Saturday, 14 January 2017

I'm Not Trying to Out-Mom You


Usually on Saturdays, we try to do something as a family and today it was a trip to Southport's town centre for a walk around in the only slightly brisk winter weather.  We stopped for a late lunch at the newly refurbished New China City.  (It's name was always "New China City" even before the redecorating, ironically.)

Eating out is always a treat, but there is no question that as soon as Jackson started walking, it became a bigger challenge than ever before because there is a very short window of time that we have to work with before the novelty of taste-testing off of Mommy and Daddy's plate wears off and he wants to travel around and through the restaurant.  We try to time the dining experience so that he falls asleep about half-way through which gives us time to finish our meals and discuss the week's events.  Today, however, Jackson didn't take a nap all day--which was a first--so we ended up taking the rest of our meal home when our little explorer wanted to run laps around the fish tank and water features.

The other hurdle that we encountered was another baby at the table beside us.  This baby's mom was very attentive and talkative with her tot and doing a good job of making-up 'conversation' with a baby about the same age as Jackson.  The only problem with sitting beside another young family is if I tried to talk to Jackson with the same comments that all moms say ("What a good boy!"  "You are so smart."  "Oh!  Do you see the fish?" etc.), then it sounds like I'm mocking the other mom.

There isn't a problem if "Mom 1" is not talking to her child or the baby is asleep; there wouldn't be any comparisons made by any bystanders then.  But, out of fear of sounding like a parrot, I used minimal conversation with Jackson until the other mom left.  I was afraid it would sound like I was trying to 'out-mom' her and it would turn into a verbal who-loves-their-baby-the-most competition.  If the restaurant was a bit louder (for instance, at a Pizza Hut), then it's a free-for-all because we struggle to even hear the table next to us; however, with a quieter table-clothed restaurant, only one baby-talking Mom is acceptable.

I didn't worry too much about Jackson feeling rejected because as soon as they finished their ice cream, we showered him in compliments and included him in our conversation.  I don't think he was too damaged.

Modelling his cuddly, soft robe (dressing gown)
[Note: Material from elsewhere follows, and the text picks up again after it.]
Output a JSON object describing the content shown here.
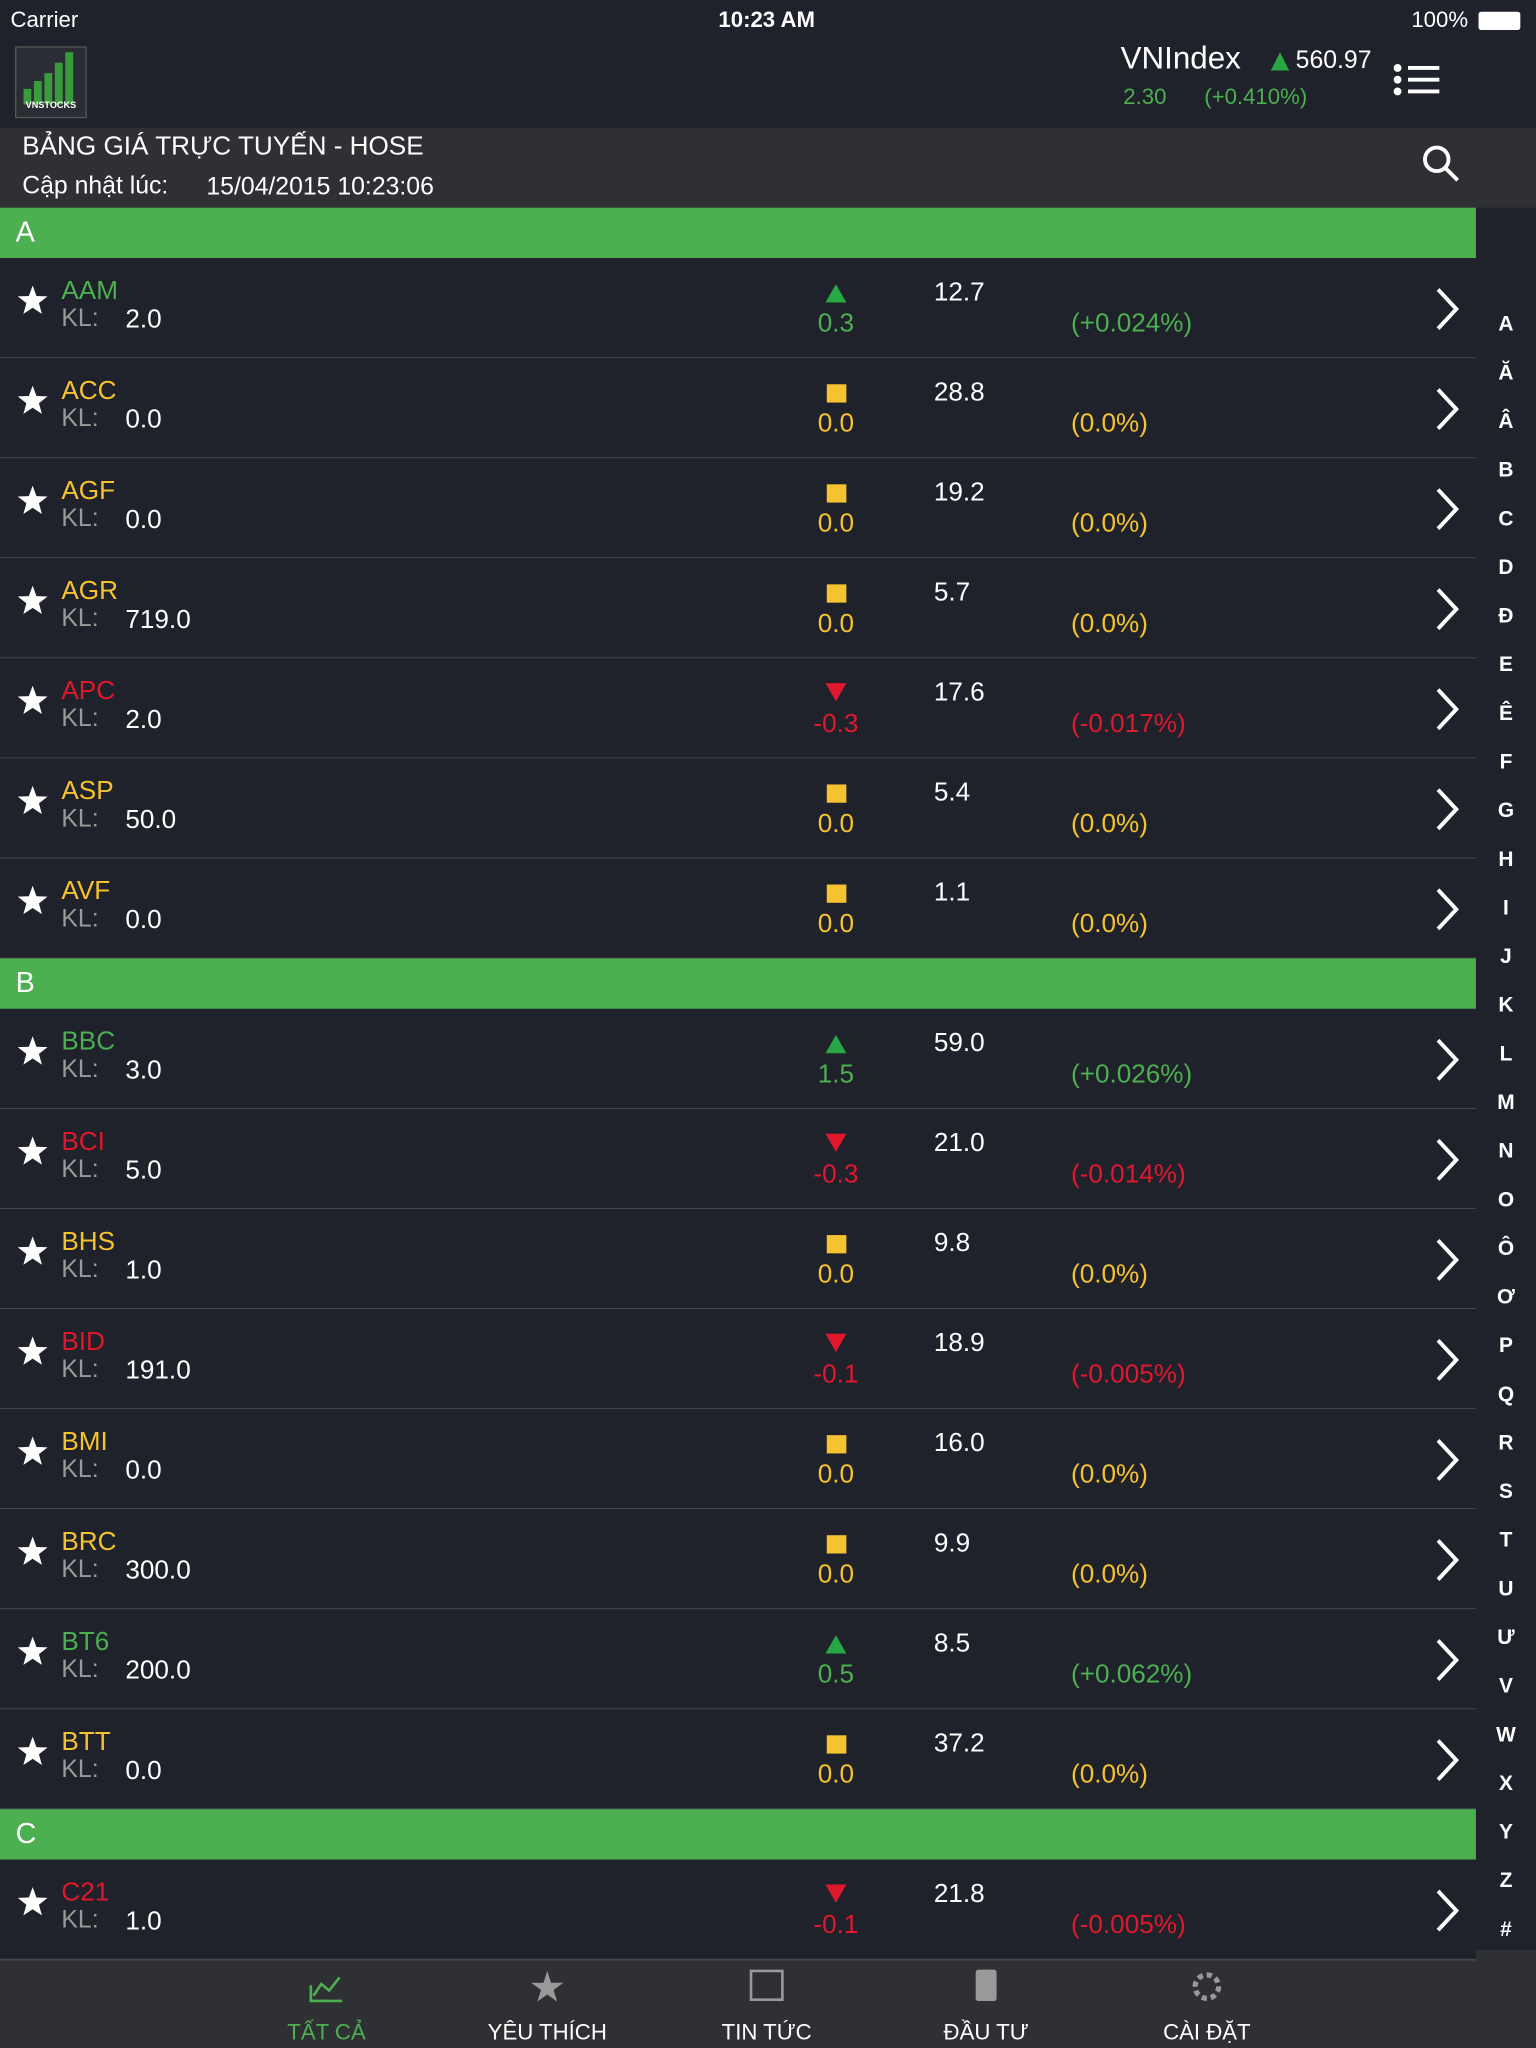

Hugging his bunny and sitting in his 'spot' to go up to bed 

Not quite ready for sleep!  One more game of chase before bedtime

Developmental updates:  This week at nursery, we found out that Jackson is quite the Casanova.  At the beginning of the week, it was Sadie's name that was being tossed around because apparently, when she goes home, the only word she says is "Jackson" over and over.  By the end of the week, he was giving hugs to Tabitha and the nursery teachers said that on Friday, they were giving each other 'kisses.'  Oh great!  Well, at least he is a caring and sweet boy and being a good friend instead of hitting or biting.  Always look on the bright side of life.  Do do, do doo do doo do do.  Jackson is also starting to nod and shake his head to answer questions, although we're not sure that he completely understands the 'yes' and 'no' connotations, respectively.  It's cute nonetheless.  He has also begun playing with his cars and trucks in a more 'grown-up' way by gliding them along tracks and down ramps instead of just across the floor or on tables.

If you see Sammie Miles Davis, Jr. and Bella, give them my love.